2020-01-05 18:38:05 Uhr
Ich liebe "Dumb enough to try" so sehr! Wie er diese Stelle singt: to keep you in my liiiiifee, da schmelze ich weg.

Affengitarre

User und News-Scout

Postings: 10783

Registriert seit 23.07.2014

2019-11-27 17:54:03 Uhr
Die Highlights der übrigens sehr gelungenen Rezension decken sich außerdem total mit meinen. Vielleicht noch "Mr. Tillman" dazuzählen.

Affengitarre

User und News-Scout

Postings: 10783

Registriert seit 23.07.2014

2019-11-25 15:54:52 Uhr
Wow, gefällt mir gerade echt gut. Tolle Stimmung, tolle Songs. Ich muss mich mal durch den Rest seiner Alben hören.

edegeiler

Postings: 2913

Registriert seit 02.04.2014

2019-01-06 23:46:04 Uhr
Wirklich undramatischer als "Pure Comedy". Die ganz große Geste bleibt jedenfalls meistens im Schrank.

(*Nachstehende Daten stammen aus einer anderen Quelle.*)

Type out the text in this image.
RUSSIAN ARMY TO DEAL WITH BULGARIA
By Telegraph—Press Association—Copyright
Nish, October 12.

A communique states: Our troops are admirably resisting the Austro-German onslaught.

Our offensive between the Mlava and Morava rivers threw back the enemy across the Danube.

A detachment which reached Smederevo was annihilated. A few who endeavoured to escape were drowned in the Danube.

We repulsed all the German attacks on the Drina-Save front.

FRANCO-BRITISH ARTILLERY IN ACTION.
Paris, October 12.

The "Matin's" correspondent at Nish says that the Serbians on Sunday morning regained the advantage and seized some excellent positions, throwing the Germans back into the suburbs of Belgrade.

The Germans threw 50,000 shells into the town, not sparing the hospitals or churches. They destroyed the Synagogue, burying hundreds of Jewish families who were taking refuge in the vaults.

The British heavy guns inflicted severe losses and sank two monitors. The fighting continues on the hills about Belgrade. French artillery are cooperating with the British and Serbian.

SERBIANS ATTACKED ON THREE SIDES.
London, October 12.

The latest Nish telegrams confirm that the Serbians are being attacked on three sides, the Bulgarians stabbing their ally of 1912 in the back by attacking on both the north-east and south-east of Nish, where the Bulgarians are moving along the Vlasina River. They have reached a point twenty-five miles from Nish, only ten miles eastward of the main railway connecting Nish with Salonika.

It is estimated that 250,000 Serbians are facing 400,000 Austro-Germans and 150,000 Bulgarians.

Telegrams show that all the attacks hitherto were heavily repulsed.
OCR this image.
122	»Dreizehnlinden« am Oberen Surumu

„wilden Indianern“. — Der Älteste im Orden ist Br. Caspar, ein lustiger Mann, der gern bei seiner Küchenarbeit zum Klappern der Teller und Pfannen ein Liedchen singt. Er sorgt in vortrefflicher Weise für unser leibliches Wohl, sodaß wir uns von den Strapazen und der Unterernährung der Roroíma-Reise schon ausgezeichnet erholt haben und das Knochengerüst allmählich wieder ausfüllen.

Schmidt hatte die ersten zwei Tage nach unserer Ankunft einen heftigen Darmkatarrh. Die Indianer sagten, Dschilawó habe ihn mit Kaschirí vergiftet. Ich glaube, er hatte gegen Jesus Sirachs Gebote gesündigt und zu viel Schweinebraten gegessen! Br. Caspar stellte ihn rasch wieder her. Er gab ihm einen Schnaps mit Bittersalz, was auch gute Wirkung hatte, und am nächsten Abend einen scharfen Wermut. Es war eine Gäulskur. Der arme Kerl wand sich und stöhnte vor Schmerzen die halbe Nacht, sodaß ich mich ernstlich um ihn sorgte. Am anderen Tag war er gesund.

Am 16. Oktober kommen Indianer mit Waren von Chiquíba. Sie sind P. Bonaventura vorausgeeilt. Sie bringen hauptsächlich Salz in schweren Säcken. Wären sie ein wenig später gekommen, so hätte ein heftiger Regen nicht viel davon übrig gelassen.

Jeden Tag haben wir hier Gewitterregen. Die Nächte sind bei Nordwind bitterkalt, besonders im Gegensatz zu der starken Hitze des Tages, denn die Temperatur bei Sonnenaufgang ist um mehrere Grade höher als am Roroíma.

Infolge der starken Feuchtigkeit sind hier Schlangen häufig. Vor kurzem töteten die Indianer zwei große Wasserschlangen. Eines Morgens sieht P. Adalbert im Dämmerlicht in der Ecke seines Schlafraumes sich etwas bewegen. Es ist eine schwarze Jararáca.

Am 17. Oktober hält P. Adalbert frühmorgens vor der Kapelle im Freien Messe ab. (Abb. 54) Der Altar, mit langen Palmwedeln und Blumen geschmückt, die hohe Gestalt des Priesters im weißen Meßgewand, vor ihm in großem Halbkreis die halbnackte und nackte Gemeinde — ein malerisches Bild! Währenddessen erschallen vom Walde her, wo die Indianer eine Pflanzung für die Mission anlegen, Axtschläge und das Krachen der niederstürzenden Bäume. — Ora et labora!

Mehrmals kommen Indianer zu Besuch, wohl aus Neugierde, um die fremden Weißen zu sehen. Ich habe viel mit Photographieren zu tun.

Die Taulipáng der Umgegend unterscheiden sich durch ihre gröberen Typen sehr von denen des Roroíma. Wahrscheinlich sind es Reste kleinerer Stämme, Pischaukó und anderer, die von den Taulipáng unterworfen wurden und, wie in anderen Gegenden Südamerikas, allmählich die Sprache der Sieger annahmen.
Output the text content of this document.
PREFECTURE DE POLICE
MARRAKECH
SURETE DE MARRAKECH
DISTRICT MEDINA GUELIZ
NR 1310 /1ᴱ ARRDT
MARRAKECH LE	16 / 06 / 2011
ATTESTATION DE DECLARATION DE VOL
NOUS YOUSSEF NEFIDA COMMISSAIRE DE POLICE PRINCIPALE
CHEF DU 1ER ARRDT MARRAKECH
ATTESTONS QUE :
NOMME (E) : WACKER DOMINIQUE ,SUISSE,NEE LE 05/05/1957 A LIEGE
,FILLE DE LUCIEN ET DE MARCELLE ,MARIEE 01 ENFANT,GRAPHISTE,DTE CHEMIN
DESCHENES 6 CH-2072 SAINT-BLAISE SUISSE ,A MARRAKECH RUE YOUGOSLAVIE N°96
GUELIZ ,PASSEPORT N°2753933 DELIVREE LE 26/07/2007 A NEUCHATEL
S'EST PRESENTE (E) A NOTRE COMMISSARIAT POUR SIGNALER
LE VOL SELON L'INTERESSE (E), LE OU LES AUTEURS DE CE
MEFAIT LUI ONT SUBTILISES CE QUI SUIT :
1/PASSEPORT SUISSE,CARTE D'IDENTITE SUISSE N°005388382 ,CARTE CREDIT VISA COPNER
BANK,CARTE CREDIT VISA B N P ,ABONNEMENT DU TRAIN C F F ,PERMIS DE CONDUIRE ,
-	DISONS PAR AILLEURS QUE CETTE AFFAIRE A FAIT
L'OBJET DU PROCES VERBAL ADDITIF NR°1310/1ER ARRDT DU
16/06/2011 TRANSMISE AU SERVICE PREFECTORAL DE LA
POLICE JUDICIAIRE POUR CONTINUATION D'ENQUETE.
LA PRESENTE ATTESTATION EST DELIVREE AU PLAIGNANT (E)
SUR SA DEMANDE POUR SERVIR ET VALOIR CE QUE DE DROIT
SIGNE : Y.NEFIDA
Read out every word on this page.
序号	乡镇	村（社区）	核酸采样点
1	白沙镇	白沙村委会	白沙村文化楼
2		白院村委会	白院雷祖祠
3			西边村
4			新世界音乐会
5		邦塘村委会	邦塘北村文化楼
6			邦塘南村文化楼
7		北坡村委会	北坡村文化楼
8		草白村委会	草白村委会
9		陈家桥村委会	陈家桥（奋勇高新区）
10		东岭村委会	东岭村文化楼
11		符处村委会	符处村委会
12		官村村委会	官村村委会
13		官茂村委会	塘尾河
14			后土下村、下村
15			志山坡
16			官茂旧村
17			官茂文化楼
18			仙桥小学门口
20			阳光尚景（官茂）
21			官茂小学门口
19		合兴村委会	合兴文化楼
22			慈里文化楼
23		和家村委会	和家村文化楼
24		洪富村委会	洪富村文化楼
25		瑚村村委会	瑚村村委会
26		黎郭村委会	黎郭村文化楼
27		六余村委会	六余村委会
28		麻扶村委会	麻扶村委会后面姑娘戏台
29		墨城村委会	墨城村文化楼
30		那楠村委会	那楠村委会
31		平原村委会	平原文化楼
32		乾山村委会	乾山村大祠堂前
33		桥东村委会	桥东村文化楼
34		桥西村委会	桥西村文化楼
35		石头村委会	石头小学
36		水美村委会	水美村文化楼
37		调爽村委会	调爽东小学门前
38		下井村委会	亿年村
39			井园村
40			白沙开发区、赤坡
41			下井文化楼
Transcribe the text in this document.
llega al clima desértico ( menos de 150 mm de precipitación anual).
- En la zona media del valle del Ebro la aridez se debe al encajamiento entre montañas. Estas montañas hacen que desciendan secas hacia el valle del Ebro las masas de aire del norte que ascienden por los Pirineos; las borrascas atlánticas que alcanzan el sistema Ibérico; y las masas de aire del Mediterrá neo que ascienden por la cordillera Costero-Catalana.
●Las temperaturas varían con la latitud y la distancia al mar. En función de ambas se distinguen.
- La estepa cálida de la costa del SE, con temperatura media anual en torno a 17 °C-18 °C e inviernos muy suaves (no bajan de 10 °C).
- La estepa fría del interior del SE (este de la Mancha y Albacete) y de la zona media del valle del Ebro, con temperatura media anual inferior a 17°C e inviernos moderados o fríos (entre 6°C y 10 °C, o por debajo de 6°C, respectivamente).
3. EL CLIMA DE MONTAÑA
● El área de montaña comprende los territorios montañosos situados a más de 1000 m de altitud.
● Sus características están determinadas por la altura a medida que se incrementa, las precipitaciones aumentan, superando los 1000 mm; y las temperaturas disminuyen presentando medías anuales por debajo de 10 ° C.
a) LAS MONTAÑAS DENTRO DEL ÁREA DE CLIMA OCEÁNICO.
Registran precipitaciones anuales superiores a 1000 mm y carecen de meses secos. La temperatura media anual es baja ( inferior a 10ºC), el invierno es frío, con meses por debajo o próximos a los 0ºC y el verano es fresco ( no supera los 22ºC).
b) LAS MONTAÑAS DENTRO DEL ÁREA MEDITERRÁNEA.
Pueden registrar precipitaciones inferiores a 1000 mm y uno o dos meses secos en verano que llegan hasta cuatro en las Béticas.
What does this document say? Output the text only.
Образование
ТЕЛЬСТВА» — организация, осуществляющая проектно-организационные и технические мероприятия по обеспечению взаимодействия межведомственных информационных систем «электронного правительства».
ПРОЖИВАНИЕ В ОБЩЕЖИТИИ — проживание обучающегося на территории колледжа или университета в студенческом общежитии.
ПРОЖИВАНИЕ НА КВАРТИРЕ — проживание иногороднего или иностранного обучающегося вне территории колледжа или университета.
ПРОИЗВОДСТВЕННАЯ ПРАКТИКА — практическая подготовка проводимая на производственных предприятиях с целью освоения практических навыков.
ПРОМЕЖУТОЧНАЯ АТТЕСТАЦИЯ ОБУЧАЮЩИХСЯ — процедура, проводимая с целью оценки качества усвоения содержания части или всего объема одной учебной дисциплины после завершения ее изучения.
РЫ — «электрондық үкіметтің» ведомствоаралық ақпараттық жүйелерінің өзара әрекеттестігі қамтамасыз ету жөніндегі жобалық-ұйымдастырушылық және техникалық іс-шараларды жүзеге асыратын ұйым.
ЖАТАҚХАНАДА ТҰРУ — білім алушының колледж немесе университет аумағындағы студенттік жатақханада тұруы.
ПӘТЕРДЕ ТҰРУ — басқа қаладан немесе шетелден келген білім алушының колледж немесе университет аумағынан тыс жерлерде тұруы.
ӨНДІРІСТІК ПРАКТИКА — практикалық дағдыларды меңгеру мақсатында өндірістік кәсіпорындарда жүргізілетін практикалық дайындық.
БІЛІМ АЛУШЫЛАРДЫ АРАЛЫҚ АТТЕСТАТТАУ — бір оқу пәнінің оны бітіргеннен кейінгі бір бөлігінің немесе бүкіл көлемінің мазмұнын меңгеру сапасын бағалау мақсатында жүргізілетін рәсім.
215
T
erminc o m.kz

Dafür gibt es scharfsinnige Beobachtungen des eigenen Lebens und das der anderen. Man könnte fast auf dem Boden geblieben sagen.

saihttam

Postings: 2359

Registriert seit 15.06.2013

2018-07-24 02:03:23 Uhr
Das ist alles wieder etwas greifbarer als der opulente Vorgänger. Von dem war ich ehrlich gesagt etwas überfordert. Hiermit tu ich mir leichter. Just Dumb Enough to Try ist sehr toll.